Prosecutor Martin Whitehouse told Inner London Crown Court the case was "very sad" and like a "chapter from Dickens".

Last year the mother, aged in her 20s, was arrested for her part in a fraud after putting her bank details into a bogus charitable website.

Her account was used to swindle £27,000 out of an elderly woman in Kent.

The court heard she denies involvement and no charges have been brought against her.

"By coincidence, last year, the defendant was arrested on a completely different matter of fraud allegations," said Mr Whitehouse.

"And of course there were fingerprints and DNA left in the carrier bag and in clothes in which the child was wrapped."

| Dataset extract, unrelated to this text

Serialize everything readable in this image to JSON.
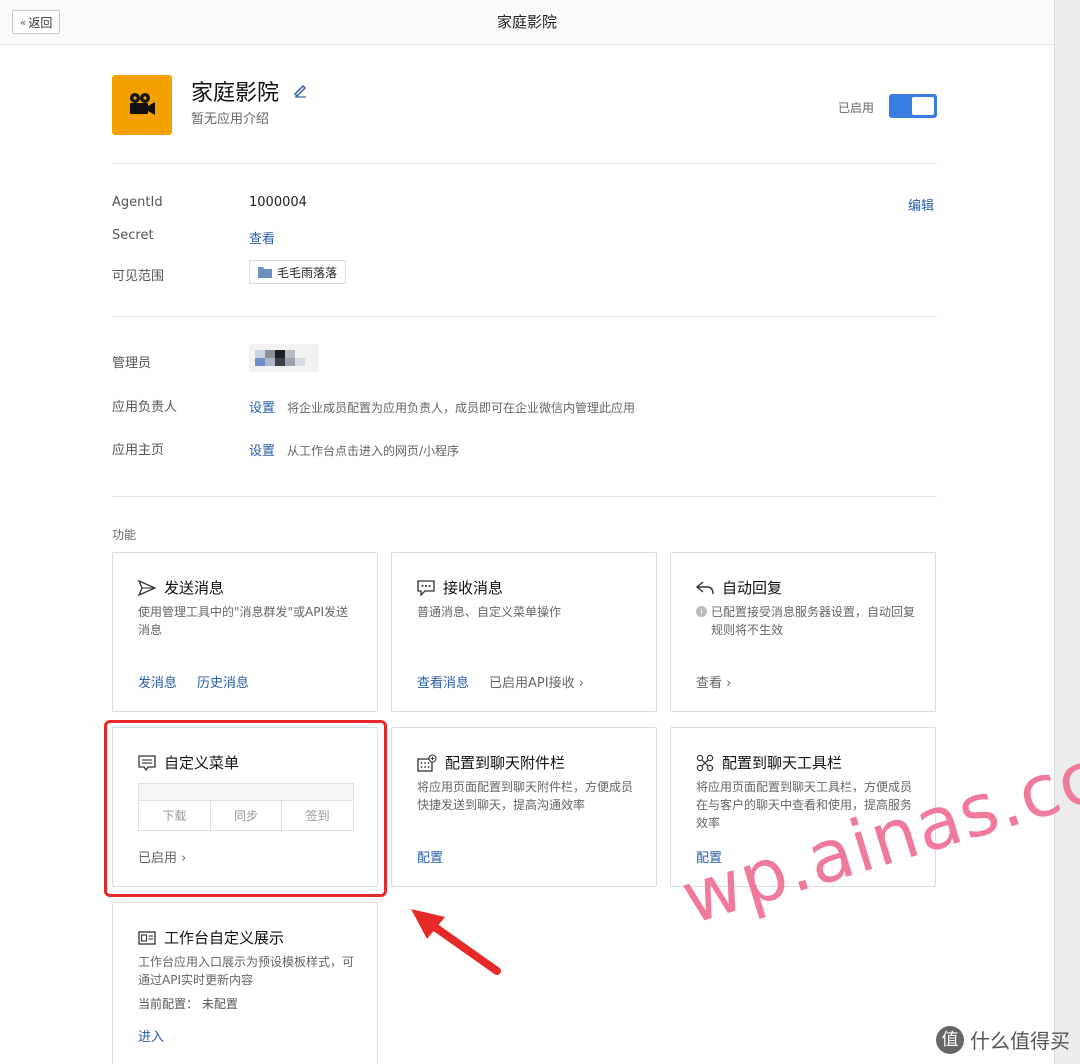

Siobhan Molloy, defending, said the mother was depressed and faced "difficult circumstances" when she abandoned the child.

"She was in denial when she was pregnant, you may ask why she did not go to hospital, she was not in her right mind," she said.

"The child is now hopefully living a blissfully ignorant life."

The baby girl was fostered and later adopted and the mother had not contact since.

She brought a letter to court for social services to give the child when she turns 18.

The court heard how the woman often thinks of her daughter especially on her birthday.

Judge Mr Recorder Peter Rouch QC  told the woman: "At the time, according to a psychiatrist, you were suffering from depression and in the circumstances you did not face up to the pregnancy, you were in denial."

The judge spared her jail and instead handed her a community order for 18 months.

She was convicted under Section 1.1 of the Children and Young Persons Act 1933 for wilfully abandoning a person under 16.